Now what we want to do in part b is to figure out how much kinetic energy is dispersed inside of this inelastic collision. Remember, in completely inelastic collisions, kinetic energy is not conserved. So, in order to figure out how much kinetic energy is lost, we want to calculate delta K. Delta K is just K final minus Kinitial. This is the difference in kinetic energy. So let's go ahead and calculate those individually: What's the kinetic energy final? We're going to look at the after case. We basically have these 2 objects that are now moving together with a combined speed of 0.6. So your K final is going to be 1/2 and what we can do is we can say that this was m1 and this was m2, but when they combine together, their mass, big M, is just going to be m1+ m2 which is just 5.01. That's what we calculated over here. So it's going to be 1/2 of big M times v final squared which is going to be 1/2 times 5.1 times 0.6 squared. What you end up getting for K final is about 0.0912 joules. So just under 1 joule.

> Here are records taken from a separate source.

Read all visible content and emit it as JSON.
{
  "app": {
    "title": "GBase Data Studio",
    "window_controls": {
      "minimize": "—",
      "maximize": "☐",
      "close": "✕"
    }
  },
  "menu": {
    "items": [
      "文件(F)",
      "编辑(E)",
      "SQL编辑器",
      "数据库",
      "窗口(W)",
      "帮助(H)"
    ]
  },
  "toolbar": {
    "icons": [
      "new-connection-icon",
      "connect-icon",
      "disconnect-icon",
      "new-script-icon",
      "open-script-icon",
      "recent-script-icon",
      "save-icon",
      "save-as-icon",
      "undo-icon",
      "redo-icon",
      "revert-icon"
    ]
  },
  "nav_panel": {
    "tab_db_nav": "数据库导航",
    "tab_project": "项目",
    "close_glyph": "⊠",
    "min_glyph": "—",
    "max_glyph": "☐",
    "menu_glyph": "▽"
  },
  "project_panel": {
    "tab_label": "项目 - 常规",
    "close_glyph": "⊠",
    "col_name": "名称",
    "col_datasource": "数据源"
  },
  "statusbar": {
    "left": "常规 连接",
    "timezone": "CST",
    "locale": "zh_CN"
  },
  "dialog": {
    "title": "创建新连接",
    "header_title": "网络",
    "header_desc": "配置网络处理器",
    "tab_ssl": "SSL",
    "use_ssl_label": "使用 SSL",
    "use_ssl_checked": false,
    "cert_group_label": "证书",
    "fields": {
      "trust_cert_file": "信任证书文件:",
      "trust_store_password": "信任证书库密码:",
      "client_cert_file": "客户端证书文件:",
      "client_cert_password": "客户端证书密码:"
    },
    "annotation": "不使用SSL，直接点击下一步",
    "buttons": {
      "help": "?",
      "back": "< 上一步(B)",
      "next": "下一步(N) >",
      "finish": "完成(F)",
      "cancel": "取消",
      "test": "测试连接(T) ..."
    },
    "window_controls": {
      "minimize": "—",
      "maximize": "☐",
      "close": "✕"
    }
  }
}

What about Kinitial? Well, Kinitial, we're going to look at the before case. What's the only object that has kinetic energy here? Well, if the block is stationary, it has no kinetic energy, so it doesn't contribute anything to the system. The only kinetic energy in the before case is actually the kinetic energy of the speeding bullet. So here, I'm going to use one half. I'm going to use m1, the little m. Notice how for the after case, I use the big M and then, in this case, I'm using just little m1 times v1 initial which is the speed we just calculated. So this is going to be 1/2 times 0.01 times 301 squared. What you end up getting here is about 453 joules. So these are really just the kinetic energy initial and final.
Now, what we have to do is subtract them. So the delta K, which is really what I'm interested in here, is going to be my final minus initial. So it's 0.0912-453 joules, which I end up getting as negative 452.9088 joules. So the system loses almost all of its kinetic energy. That energy goes from the bullet that embeds itself into the wood. It gets dissipated as heat and sound and other things, but it loses a ton of energy during the collision.
That's it for this one. Let me know if you have any questions.